Louis Segré n’est pas le seul à se positionner sur ce marché en plein essor. A Lyon, Félix Hubert a également créé sa propre boîte de vélos en bambou, Cyclik, en 2017. Cet ancien coureur cycliste de haut niveau a fait pendant des années des compétitions sur des deux roues en carbone, ce qui lui causait de nombreuses douleurs dorsales. Après avoir fini ses études, il est remonté en selle, et a commencé à chercher des matériaux plus confortables : « J’ai découvert les propriétés mécaniques intéressantes du bambou, qui absorbe davantage les vibrations lors des courses. Sans rien enlever au dynamisme du vélo », se réjouit Félix Hubert.
Un cadre 100% Made in France
Ce passionné de la petite reine a aussi été séduit par les atouts écologiques de ce matériau. « Je trouve fabuleux que la nature nous fournisse ces tubes de bambou », témoigne-t-il. Comme d’autres fabricants, Cyclik utilise pour le cadre une résine bio-sourcée et des fibres de lin produites en France pour lier les tubes de bambou. Le lin, une plante locale peu gourmande en eau et en intrants, tout comme le bambou. L’entreprise lyonnaise, qui compte quatre salariés, s’approvisionne dans une bambouseraie près de Nîmes et achète du lin cultivé en Normandie. « J’apprécie avoir une relation directe avec les fournisseurs. Et on voit bien aujourd’hui que c’est de plus en plus important de s’approvisionner localement face aux problématiques de pénuries au niveau mondial », explique le fondateur de Cyclik.
Selon ce dernier, l’utilisation de ressources naturelles locales permettrait à son entreprise de réduire de 90% l’émission de CO2 de la production d’un cadre, en comparant avec un cadre conçu en carbone en Asie. Et en prenant en compte le mix énergétique du pays, le type d’électricité utilisé, et les transports. Pour les périphéries (roues, freins, pédales, etc.), Cyclik privilégie les pièces de fabrication française « de qualité ».
Tout comme Louis Segré. L’ancien navigateur reconnaît qu’il n’est pas possible de fabriquer des vélos 100% français, mais il s’engage avec Gamory Cycles à « donner la part belle aux produits français ». « Il est important de rappeler aux consommateurs que de petites industries tournent encore sur cette terre historique du vélo », tient à rappeler Louis Segré. Ce dernier aimerait par la suite concevoir des vélos en bambou électriques avec l’équipementier français Valéo.

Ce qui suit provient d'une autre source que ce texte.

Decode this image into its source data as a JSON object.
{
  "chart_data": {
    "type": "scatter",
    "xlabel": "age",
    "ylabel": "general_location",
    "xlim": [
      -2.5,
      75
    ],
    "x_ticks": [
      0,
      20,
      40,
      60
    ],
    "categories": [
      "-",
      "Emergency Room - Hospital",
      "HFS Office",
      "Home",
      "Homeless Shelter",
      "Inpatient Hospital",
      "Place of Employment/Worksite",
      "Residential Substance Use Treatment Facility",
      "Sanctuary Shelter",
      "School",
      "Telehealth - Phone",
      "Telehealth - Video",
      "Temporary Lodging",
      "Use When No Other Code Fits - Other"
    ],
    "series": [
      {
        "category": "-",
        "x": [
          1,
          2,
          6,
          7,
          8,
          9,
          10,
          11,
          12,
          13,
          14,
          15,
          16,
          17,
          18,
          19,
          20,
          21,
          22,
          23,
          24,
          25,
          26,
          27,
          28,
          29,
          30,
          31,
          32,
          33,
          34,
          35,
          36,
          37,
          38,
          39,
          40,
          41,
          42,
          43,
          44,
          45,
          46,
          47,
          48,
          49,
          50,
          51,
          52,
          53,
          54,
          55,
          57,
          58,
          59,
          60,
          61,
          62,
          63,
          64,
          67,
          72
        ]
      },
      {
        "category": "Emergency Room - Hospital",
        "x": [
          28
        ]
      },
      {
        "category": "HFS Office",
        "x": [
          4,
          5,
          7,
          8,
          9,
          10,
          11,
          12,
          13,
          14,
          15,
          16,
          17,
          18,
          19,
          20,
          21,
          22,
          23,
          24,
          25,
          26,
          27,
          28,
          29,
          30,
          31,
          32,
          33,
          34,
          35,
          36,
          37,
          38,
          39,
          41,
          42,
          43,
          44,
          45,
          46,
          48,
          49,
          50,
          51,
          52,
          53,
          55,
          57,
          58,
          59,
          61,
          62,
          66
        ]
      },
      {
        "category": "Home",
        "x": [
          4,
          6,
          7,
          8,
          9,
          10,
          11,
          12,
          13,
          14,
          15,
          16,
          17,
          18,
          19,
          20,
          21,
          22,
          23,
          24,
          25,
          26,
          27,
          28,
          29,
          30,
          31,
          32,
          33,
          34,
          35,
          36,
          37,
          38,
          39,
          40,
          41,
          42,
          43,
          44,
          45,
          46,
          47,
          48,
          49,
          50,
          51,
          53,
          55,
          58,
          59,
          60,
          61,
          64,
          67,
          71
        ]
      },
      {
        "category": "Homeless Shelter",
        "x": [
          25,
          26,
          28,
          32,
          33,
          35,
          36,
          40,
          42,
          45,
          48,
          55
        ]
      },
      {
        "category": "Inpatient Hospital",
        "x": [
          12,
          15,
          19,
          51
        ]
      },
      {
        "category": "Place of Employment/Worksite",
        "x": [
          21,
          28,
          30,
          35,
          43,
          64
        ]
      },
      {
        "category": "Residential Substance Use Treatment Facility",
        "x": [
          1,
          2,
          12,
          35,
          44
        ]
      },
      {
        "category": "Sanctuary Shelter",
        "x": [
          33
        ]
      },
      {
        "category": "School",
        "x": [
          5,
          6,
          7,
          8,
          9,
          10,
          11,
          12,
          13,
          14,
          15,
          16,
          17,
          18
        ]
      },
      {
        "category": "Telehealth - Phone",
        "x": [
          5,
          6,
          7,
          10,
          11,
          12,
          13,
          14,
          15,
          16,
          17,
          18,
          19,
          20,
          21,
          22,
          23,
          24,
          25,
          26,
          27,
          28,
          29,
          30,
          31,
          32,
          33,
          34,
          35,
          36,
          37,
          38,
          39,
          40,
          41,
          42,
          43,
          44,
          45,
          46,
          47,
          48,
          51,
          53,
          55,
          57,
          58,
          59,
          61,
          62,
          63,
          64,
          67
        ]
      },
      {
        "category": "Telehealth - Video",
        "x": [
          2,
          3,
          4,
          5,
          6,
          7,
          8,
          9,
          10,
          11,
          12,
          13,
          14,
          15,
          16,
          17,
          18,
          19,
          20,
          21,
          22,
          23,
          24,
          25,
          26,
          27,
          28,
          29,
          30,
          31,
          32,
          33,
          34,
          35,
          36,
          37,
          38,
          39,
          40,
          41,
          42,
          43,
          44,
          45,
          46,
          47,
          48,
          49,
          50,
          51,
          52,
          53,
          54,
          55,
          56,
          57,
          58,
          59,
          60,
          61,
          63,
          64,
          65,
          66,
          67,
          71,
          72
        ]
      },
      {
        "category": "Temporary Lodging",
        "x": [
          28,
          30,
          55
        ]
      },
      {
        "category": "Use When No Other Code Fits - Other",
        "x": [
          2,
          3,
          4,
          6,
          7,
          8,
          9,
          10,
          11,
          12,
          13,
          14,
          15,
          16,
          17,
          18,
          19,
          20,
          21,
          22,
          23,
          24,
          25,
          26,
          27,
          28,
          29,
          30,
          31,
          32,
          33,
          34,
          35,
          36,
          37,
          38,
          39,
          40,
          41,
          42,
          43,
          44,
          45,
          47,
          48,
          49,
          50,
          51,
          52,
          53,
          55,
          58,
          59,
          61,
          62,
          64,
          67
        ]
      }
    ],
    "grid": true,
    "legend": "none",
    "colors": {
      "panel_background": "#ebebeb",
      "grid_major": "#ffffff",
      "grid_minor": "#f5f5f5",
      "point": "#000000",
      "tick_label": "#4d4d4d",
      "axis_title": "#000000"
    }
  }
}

« Fabriquer que des vélos vendus »
En proposant ses vélos en bambou sur demande, personnalisables, Thomas Mazurié entend quant à lui maîtriser sa chaîne de production et éviter tout gaspillage. Son leitmotiv : « Fabriquer que des vélos vendus ». Ce Brestois, qui a lancé Breizh Bamboo Bike en 2019 dans la capitale du Finistère, regrette en effet que le monde du vélo soit très commercial : « On achète et on revend des produits, sans chercher à adapter le vélo à la personne, sans prendre en compte les valeurs écologiques », fustige le jeune homme, avant d’illustrer son propos : « On me demande souvent si le bambou est assez robuste, si le cadre ne va pas casser au bout d’un certain temps. Mais comment peut-on encore fabriquer des vélos dont le cadre se casse ? », dénonce-t-il en pointant du doigt les vélos conçus en fibres de carbone.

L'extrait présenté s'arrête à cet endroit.